L'homme est fatigué et malade. À presque 75 ans, Melvin Charney n'est plus jeune, mais il demeure l'un des architectes les plus influents de sa génération. Pourtant, il est aujourd'hui si discret que le grand public le connaît peu. La Presse l'a rencontré dans son bureau de Westmount à l'occasion de la sortie d'un livre sur ses photographies peintes.

Même si le commun des mortels n'a jamais entendu parler de Melvin Charney, il a sûrement croisé une de ses oeuvres un jour ou l'autre sans le savoir. Le jeune sans-abri s'est peut-être appuyé sur ses sculptures métalliques au parc Émilie-Gamelin; le promeneur s'est sans doute arrêté au jardin du Centre canadien d'architecture, boulevard René-Lévesque. Les plus vieux se souviendront aussi de la polémique monstre créée par l'exposition Corridart, en 1976. Et de la colère tout aussi monstre du maire de l'époque, Jean Drapeau (voir capsule).

 

Mais avant ses réalisations construites, Melvin Charney est d'abord un grand observateur de la ville. «Chaque moment où j'existe, j'observe», dit l'architecte et artiste. Pas étonnant, alors, qu'il se soit initié à la photographie dès son plus jeune âge. Avec son appareil photo, le petit Melvin a arpenté le Vieux-Montréal à l'époque où il était triste et abandonné, ainsi que le canal de Lachine et les rues de Manhattan. Dans le livre qui lui est consacré, on trouve même un cliché de son père et lui à New York, lorsqu'il était âgé de 12 ans. «Mon père était peintre, mais il a dû travailler toute sa vie, raconte Charney. Il ne pouvait pas vivre de son art.»

Politisé, Melvin Charney a aussi ramassé des coupures de journaux de la presse internationale pendant 35 ans. Traitant du Vietnam, du Rwanda ou du Stade olympique, tous les extraits ont en commun d'en révéler un peu sur nos villes. Les centaines de bouts de papier, soigneusement classés en thèmes et regroupés sous le nom UN DICTIONNAIRE..., ont d'ailleurs été exposés à la Biennale de Venise en 2000.

C'est à partir de cette collection de coupures de journaux, ainsi que de ses photos personnelles, que Melvin Charney a réalisé une série de photographies peintes à compter de 1990. Par-dessus la photo originale, il superpose à la manière d'un collage des illustrations qu'il dessine, le plus souvent dans des teintes de rouge et bleu vif. On devine une fine critique de la ville derrière ces grands traits de pastel, notamment avec ces gratte-ciel munis de pattes qui s'enfuient à toutes jambes.

Ces oeuvres sont regroupées dans un livre, The Painted Photographs of Melvin Charney, lui-même créé à partir d'une exposition ayant eu lieu à New York en 2008. Si l'ouvrage en soi est agréable à feuilleter, l'essentiel du contenu risque de s'avérer trop pointu pour le grand public.

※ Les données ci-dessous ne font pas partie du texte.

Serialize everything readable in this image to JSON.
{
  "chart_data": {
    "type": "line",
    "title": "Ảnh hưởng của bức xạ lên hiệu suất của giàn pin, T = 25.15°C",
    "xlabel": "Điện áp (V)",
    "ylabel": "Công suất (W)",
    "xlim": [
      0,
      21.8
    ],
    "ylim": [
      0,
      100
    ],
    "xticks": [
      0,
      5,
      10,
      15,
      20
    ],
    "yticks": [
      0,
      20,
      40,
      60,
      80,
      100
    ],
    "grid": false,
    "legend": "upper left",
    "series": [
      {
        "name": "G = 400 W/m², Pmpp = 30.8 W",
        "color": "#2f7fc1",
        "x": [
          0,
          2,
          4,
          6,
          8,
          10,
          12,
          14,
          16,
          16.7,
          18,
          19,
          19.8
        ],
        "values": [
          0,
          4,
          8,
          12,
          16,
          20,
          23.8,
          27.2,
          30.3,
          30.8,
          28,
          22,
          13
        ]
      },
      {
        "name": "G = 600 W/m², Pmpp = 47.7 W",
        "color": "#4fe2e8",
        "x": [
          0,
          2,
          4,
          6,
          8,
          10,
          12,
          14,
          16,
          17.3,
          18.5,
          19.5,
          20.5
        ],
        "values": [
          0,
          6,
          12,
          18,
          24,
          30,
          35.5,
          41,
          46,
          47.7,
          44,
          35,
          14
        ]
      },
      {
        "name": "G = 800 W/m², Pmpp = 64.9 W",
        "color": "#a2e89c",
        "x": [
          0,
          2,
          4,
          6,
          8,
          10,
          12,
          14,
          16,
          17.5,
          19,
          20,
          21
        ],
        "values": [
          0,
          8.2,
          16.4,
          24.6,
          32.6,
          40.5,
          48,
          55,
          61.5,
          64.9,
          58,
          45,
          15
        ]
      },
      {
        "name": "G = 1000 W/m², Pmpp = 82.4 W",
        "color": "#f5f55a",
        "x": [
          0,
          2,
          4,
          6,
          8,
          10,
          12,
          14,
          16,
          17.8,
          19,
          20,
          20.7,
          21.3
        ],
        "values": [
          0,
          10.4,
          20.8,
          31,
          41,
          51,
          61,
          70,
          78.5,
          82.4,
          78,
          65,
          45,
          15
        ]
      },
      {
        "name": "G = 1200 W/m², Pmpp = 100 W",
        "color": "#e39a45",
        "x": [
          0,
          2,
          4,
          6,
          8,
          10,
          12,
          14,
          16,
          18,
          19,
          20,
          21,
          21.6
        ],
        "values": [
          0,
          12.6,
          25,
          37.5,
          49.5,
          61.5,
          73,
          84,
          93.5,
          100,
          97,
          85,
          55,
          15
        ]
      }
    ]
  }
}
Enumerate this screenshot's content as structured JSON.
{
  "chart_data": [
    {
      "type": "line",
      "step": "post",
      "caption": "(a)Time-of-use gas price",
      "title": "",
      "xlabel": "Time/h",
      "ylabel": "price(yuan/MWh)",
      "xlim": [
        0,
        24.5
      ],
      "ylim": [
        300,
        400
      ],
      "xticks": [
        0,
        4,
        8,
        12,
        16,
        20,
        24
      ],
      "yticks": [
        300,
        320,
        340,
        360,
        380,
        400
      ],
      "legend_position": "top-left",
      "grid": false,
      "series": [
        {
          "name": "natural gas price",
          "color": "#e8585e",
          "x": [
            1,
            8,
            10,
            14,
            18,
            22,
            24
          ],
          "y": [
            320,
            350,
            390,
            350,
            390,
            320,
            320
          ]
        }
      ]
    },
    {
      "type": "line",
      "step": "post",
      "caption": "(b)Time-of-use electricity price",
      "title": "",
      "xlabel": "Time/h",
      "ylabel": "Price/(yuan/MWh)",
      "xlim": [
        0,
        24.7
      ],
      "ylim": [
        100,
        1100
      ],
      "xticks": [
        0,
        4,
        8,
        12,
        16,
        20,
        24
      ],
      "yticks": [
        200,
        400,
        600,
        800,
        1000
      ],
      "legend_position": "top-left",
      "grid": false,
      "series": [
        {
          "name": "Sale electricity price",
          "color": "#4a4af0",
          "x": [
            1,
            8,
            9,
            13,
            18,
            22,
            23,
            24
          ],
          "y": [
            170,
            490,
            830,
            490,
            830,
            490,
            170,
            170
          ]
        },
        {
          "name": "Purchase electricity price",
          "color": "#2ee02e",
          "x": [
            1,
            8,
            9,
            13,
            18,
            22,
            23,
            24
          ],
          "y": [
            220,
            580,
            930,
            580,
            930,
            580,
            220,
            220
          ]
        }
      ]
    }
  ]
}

Vivre à Montréal aujourd'hui

Après avoir étudié et travaillé à l'étranger, Melvin Charney est revenu au Québec depuis plusieurs années. Il croit que Montréal possède certaines qualités dont d'autres villes sont dépourvues. «Toutes les maisons ont des numéros, dit-il en regardant par la fenêtre. Il y a un escalier pour chaque logement. Ce n'est pas comme ça dans toutes les autres villes.»

Melvin Charney, qui est aussi l'oncle de Dov Charney, fondateur des magasins American Apparel, a une sacrée feuille de route derrière lui. «On disait jusqu'à tout récemment que l'art de l'architecture est l'art des vieux hommes, parce que le métier est long à apprendre», dit Melvin Charney. Lui, en tout cas, en a long à apprendre aux architectes de la jeune génération.

 

Les maisons de la discorde

Le livre aborde aussi un projet phare de Melvin Charney, Les maisons de la rue Sherbrooke. Le projet a été créé dans le cadre d'une exposition temporaire le long de la rue Sherbrooke, Corridart, pour souligner l'ouverture des Jeux olympiques de 1976 à Montréal. L'intervention de Melvin Charney, angle Saint-Urbain et Sherbrooke (où se dresse maintenant le nouveau pavillon de l'UQAM), était constituée d'une façade temporaire qui «réparait» le vide laissé par la destruction sauvage de bâtiments historiques dans les années 60. L'installation a toutefois été démolie avant même le début des Jeux olympiques par l'administration Drapeau, qui y voyait un geste politique. L'incident a fait couler beaucoup d'encre, même en dehors de nos frontières.